By Clyde Mooney – editor Australian Hotelier
Releasing its results for FY2013 leading wine producer Australian Vintage (AVL) speaks of a year that was tough, but shows results from ‘strategic action’.
While net profit and sales were down, cost base was also reduced and EBIT up three per cent, with executive chairman Neil McGuigan (pictured) suggesting many of the savings benefits will not become apparent until FY14.
“Despite the difficult trading conditions, the comparatively small 2012 vintage and uncertain economic conditions, we maintained our profit and return to shareholders,” McGuigan stated in this morning’s ASX release.
“Over the last ten years, we have taken strategic action to address the global oversupply and market dynamics by reducing wine stock, buying and building brands, removing costs and dealing with excess production, packaging and winemaking facilities.
“We rebalanced the business to be flexible to meet the short term cyclical challenges but prepared for the upturn in industry conditions that we expect over the long term.

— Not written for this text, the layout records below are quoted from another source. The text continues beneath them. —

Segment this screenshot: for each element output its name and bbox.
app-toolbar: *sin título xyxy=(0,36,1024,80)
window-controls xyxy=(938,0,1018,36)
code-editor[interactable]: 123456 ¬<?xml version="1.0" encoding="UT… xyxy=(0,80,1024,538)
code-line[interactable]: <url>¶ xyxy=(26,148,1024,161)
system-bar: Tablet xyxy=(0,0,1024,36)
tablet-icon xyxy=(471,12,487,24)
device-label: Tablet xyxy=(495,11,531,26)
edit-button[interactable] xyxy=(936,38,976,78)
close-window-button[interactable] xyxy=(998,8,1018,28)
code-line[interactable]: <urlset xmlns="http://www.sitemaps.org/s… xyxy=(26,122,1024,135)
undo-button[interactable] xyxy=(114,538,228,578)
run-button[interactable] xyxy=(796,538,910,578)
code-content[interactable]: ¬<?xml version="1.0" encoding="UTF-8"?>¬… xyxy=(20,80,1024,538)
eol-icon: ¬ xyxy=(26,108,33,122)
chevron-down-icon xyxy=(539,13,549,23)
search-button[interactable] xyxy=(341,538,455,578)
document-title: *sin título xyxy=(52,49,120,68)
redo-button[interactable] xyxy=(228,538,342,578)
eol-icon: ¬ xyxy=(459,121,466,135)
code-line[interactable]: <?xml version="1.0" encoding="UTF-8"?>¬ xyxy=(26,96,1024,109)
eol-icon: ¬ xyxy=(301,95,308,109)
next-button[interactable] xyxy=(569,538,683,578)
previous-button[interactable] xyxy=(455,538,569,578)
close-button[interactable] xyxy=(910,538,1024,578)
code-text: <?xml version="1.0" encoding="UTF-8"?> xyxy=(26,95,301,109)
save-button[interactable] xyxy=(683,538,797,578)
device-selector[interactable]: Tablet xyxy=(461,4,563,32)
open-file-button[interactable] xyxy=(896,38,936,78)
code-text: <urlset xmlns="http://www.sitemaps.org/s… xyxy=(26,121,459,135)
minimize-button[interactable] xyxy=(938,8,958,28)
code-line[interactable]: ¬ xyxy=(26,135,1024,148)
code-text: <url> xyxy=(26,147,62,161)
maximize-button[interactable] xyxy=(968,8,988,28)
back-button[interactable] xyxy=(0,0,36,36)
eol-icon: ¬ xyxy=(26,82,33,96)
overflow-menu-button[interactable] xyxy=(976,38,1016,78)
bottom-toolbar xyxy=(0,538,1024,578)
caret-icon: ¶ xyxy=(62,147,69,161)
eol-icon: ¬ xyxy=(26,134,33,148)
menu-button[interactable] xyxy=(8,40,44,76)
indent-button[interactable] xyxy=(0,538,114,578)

“All other things being equal, these factors, together with the recent weakening of the Australian dollar and our increased brand success, should improve margins and profitability in 2014 on branded product. However, non-branded bulk wine margins could be challenging."
AVL was recently awarded 2013 Winemaker of the Year at the International Wine Challenge, and McGuigan was voted 14th most admired wine brand in the world (Drinks International UK).
In the past year the McGuigan brand has grown 10 per cent, the Tempus Two brand by 26 per cent, and the ‘grief-easing’ Nepenthe brand by 18 per cent.
“The business has continued to reduce its cost base while running its core assets hard, and improving the reputation and value of its wines in a tough market and under tough economic conditions,” states AVL chairman, Ian Ferrier.
“The vintage is a credit to Neil McGuigan, his management team and all of the staff of Australian Vintage.”